However, it still didn't show the exact file name... i.e.:
here is my batconfig
$ cat ~/.config/bat/config | sed -r '/^(#.*)$/d' | sed -r '/^\s*$/d'
--theme="gruvbox-dark"
--style="numbers,changes,header"
--italic-text=always
--pager="less --RAW-CONTROL-CHARS --quit-if-one-screen --mouse"
--map-syntax "*.ino:C++"
--map-syntax ".ignore:Git Ignore"
--map-syntax='*.conf:INI'
--map-syntax='/etc/apache2/**/*.conf:Apache Conf'
--map-syntax "**/jenkinsfile/**/*:Groovy"
more on sed && sed+bat:
Hi @marslo
Your understanding of both of those is correct, yes.
For your issue with bat displaying the file name as "STDIN", you can use the --file-name argument in bat to have it change the name in the header. Let me know if the modified code below works for you:
rg --vimgrep --with-filename 'TODO' --color never |
cut -d':' -f1 |
uniq |
xargs -r -I{} bash -c "sed -ne '/TODO:/,/^\s*$/p' {} |
bat -l groovy --file-name='{}'"
ops... forgot to let you know, your solution works like charm, you can close this issue. thanks again.

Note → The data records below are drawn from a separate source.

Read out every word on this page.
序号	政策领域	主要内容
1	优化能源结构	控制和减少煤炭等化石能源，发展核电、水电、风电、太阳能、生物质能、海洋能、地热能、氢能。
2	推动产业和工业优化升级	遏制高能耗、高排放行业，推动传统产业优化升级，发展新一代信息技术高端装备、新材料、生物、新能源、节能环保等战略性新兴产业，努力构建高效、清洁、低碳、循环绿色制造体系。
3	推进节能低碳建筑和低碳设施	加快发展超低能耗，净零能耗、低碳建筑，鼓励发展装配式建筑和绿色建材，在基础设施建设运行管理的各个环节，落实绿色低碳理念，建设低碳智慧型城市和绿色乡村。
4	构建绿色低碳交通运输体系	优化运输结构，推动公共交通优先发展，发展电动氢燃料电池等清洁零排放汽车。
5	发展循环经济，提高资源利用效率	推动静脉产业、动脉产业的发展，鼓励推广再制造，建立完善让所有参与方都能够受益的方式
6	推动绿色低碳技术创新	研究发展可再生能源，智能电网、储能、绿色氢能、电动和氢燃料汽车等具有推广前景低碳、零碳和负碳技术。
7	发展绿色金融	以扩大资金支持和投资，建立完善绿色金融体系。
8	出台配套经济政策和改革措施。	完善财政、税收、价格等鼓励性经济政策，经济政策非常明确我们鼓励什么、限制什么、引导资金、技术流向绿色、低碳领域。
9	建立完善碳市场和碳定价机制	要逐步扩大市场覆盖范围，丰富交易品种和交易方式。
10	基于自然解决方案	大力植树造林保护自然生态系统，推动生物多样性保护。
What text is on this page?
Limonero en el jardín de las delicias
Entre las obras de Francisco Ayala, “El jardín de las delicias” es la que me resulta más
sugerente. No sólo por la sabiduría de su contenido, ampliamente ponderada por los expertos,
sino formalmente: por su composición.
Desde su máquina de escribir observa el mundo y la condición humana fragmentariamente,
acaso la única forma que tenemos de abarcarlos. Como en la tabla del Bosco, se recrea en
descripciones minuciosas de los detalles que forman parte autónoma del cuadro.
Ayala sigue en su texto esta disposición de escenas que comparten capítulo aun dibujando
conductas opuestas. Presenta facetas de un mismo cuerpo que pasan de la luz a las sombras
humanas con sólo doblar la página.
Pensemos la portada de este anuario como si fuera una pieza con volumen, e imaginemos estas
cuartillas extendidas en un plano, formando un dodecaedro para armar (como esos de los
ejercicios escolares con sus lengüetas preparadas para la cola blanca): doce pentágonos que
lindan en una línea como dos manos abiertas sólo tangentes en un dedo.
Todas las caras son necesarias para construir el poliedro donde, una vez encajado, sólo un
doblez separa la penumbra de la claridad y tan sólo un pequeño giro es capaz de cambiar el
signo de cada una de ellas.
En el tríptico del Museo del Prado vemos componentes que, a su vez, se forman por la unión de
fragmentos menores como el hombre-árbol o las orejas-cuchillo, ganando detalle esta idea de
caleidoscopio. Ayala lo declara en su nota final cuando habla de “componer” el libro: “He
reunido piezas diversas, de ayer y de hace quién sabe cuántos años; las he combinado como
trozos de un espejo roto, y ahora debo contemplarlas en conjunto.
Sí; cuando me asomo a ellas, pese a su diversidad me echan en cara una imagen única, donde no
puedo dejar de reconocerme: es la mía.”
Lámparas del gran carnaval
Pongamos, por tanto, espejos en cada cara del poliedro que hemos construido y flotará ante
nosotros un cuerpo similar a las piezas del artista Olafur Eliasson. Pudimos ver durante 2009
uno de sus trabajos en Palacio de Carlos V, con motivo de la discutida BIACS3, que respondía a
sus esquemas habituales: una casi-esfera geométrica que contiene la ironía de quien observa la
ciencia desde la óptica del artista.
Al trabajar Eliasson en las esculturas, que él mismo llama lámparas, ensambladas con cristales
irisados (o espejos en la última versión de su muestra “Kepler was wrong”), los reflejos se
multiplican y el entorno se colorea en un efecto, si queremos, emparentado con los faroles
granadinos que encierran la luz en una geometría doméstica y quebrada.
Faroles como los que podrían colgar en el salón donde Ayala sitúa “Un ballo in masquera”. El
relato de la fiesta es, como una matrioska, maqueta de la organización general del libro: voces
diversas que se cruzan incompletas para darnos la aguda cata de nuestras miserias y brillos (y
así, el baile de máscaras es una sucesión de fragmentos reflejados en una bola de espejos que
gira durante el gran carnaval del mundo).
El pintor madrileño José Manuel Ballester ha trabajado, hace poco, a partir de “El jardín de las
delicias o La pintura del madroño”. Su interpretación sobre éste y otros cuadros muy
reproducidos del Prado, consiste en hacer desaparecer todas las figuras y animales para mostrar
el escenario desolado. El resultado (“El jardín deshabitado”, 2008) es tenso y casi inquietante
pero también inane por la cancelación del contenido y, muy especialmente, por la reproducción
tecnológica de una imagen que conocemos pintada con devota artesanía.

btw to show the correct line number in the file, it can be handled by nl {} and without -l groovy to let bat automatic use:
rg --vimgrep --with-filename 'TODO:' --color never |
cut -d':' -f1 |
uniq |
xargs -r -I{} bash -c "sed -ne '/TODO:/,/^\s*$/p' < <(nl {}) |
bat --style="grid,changes,header" --file-name='{}'"
Since we haven lot of files/dotfiles has not extension, so, to identify the language automatically, I'm using the following function ( a little bit ugly, but I don't how to handle via complex shell logic in xargs, so using while read instead of ):
function showTODO() {
local option='--style="grid,changes,header"'
while [[ $# -gt 0 ]]; do
case "$1" in
-p | --plain ) option+=" $1" ; shift 1 ;;
-* ) option+=" $1 $2" ; shift 2 ;;
esac
done
rg --vimgrep --with-filename 'TODO:' --color never |
cut -d':' -f1 |
uniq |
while read -r _file; do
# identify language automatically
local lang='';
lang="$(sed -r 's/^.+\.(.+)$/\1/' <<< "${_file}")";
if ! bat --list-languages | command grep -iE -q "[,:]${lang}|${lang},"; then
# check shebang and reset to empty if shebang not found
lang=$(sed -rn 's/^#!.*[/\ ](\w+)$/\1/p' < <(head -n1 "${_file}"));
fi
sed -ne '/TODO:/,/^\s*$/p' < <(nl "${_file}") |
eval "bat -l ${lang:-groovy} ${option} --file-name=\"${_file}\"" ;
done
if bat can detect filetype via shebang line ( i.e.: #!/usr/bin/env bash or #!/bin/bash, via ^#!.*[/\ ](\w+)$), then the simple version will be the best answer.
btw, just curious why bat will using _fzf_path_completion as completion function by default.